We’re already just a step away from that point. Mercenary companies have been used to infiltrate and surveil the protests at Standing Rock, in addition to the other ways they’ve so far been converted into domestic political policing tools. As The Intercept’s Alleen Brown reported last year when new revelations came out about the extent to which the mercenary company TigerSwan became involved in the war against the indigenous and environmental movement:


TigerSwan organized its surveillance work like a full-fledged state intelligence agency but on a smaller scale. The company divided the intelligence operation into teams focused on human intelligence, imagery intelligence, signals intelligence (intercepting communications), and open-source intelligence based on news reports or other publicly available material like social media posts. The TigerSwan teams worked out of “fusion centers” — the same term state law enforcement agencies use to describe a network of post-9/11 information sharing offices — located in Bismarck, North Dakota; Des Moines, Iowa; and Sioux Falls, South Dakota…At times, on the radios, TigerSwan operatives would add their own disruptive messages, according to a former member of the intelligence team, who declined to be named out of fear of retribution.

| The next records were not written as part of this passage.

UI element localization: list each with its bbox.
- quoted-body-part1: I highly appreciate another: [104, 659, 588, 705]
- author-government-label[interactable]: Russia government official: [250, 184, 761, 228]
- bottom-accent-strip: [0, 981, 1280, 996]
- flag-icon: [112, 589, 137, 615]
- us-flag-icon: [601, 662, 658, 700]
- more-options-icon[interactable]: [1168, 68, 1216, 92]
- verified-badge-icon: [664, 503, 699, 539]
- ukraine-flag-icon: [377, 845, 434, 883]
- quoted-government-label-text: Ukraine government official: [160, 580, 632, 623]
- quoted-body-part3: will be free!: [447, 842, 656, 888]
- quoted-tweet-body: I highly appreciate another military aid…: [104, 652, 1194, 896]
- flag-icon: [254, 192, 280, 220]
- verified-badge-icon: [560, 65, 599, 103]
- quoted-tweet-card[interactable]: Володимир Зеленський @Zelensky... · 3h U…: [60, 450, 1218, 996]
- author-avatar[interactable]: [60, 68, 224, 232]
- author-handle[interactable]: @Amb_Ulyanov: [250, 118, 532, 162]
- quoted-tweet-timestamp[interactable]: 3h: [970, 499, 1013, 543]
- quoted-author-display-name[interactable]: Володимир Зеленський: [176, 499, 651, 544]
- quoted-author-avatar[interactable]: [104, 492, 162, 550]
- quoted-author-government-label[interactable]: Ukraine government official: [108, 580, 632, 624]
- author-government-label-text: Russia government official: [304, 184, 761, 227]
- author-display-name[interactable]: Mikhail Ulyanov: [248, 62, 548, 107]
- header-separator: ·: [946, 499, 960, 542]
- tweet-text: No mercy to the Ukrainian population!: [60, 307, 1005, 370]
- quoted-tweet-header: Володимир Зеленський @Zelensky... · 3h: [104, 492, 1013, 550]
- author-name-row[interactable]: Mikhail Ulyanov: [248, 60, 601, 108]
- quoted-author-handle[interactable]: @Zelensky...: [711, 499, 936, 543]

You read details like these, and you can get the sense that history of empire is indeed repeating itself-with the continent’s poor people, colonized nations, and political dissidents being the ones who will come under threat. Amid ever-rising inequality, economic decline, a perpetual public health crisis, and a snowballing environmental breakdown, capitalism is eating itself. And in the core of the empire, there will be types of vulture capitalists who exploit violence itself.